In [1]:
import numpy as np
import pandas as pd
import random
from sklearn.linear_model import LinearRegression
from sklearn.linear_model import Lasso
from sklearn import linear_model
random.seed(123)

In [2]:
df = pd.read_csv('categ_multi.csv')

In [3]:
df.shape

(8, 4)

In [4]:
df.head()

Unnamed: 0,income,age,sex,overtime
0,53,39,F,Y
1,67,44,M,N
2,55,32,M,Y
3,76,42,M,Y
4,98,23,F,N


In [5]:
target = df['income']
df.drop('income', axis = 1, inplace = True)
catVars = ['sex', 'overtime']
df_cat = df.drop(['sex', 'overtime'], axis = 1).copy()

In [6]:
def encode_cat_var_fit_model(df, df_cat, catVars, target, clf, drop_one_col):
    if drop_one_col == 1:
        dummy_var = pd.get_dummies(df[catVars], drop_first=True)
    else:
        dummy_var = pd.get_dummies(df[catVars], drop_first=False)
    reg_df = pd.concat([df_cat, dummy_var], axis = 1)    
    model_fit = clf.fit(reg_df, target)
    coeffs = pd.Series(model_fit.coef_)
    coef_dict = dict(zip(reg_df.columns, coeffs))
    return coef_dict

In [7]:
linear_reg = LinearRegression()

In [8]:
coeff_not_dropping_one_col = encode_cat_var_fit_model(df, df_cat, catVars, target, linear_reg, drop_one_col=0)
print('Coefficients for Linear Regression without dropping columns : \n')
for key, value in coeff_not_dropping_one_col.items():
    print (key, ':', round(value, 3), '\n')

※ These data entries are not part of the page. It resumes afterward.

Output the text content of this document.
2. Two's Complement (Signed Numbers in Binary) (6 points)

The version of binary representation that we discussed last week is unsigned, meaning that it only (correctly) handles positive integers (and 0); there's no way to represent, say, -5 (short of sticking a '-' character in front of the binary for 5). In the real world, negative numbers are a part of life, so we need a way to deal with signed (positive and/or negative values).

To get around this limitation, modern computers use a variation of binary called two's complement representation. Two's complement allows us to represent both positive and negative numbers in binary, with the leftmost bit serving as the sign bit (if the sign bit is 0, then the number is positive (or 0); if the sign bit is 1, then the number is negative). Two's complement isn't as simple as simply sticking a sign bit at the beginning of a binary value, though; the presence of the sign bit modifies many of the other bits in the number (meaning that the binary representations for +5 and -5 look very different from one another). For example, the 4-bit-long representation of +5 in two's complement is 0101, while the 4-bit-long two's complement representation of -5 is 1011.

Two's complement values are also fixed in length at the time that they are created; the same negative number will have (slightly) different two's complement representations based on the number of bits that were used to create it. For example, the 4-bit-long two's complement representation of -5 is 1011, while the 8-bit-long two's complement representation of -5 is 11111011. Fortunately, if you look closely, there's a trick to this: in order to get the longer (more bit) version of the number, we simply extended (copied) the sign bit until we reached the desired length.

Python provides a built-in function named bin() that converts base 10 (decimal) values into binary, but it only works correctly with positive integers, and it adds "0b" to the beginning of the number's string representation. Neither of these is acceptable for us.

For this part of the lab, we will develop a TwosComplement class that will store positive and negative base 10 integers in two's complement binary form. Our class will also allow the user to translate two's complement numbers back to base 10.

Coefficients for Linear Regression without dropping columns : 

age : -0.017 

sex_F : -1.58 

sex_M : 1.58 

overtime_N : 5.461 

overtime_Y : -5.461 



In [9]:
coeff_dropping_one_col = encode_cat_var_fit_model(df, df_cat, catVars, target, linear_reg, drop_one_col=1)
print('Coefficients for Linear Regression without dropping columns : \n')
for key, value in coeff_dropping_one_col.items():
    print (key, ':', round(value, 3), '\n')

Coefficients for Linear Regression without dropping columns : 

age : -0.017 

sex_M : 3.161 

overtime_Y : -10.922 



In [10]:
lasso_reg = Lasso(alpha=0.1)

In [11]:
lasso_coeff_not_dropping_one_col = encode_cat_var_fit_model(df, df_cat, catVars, target, lasso_reg, drop_one_col=0)
print('Coefficients for Linear Regression without dropping columns : \n')
for key, value in lasso_coeff_not_dropping_one_col.items():
    print (key, ':', round(value, 3), '\n')

Coefficients for Linear Regression without dropping columns : 

age : -0.003 

sex_F : -2.266 

sex_M : 0.0 

overtime_N : 10.149 

overtime_Y : -0.0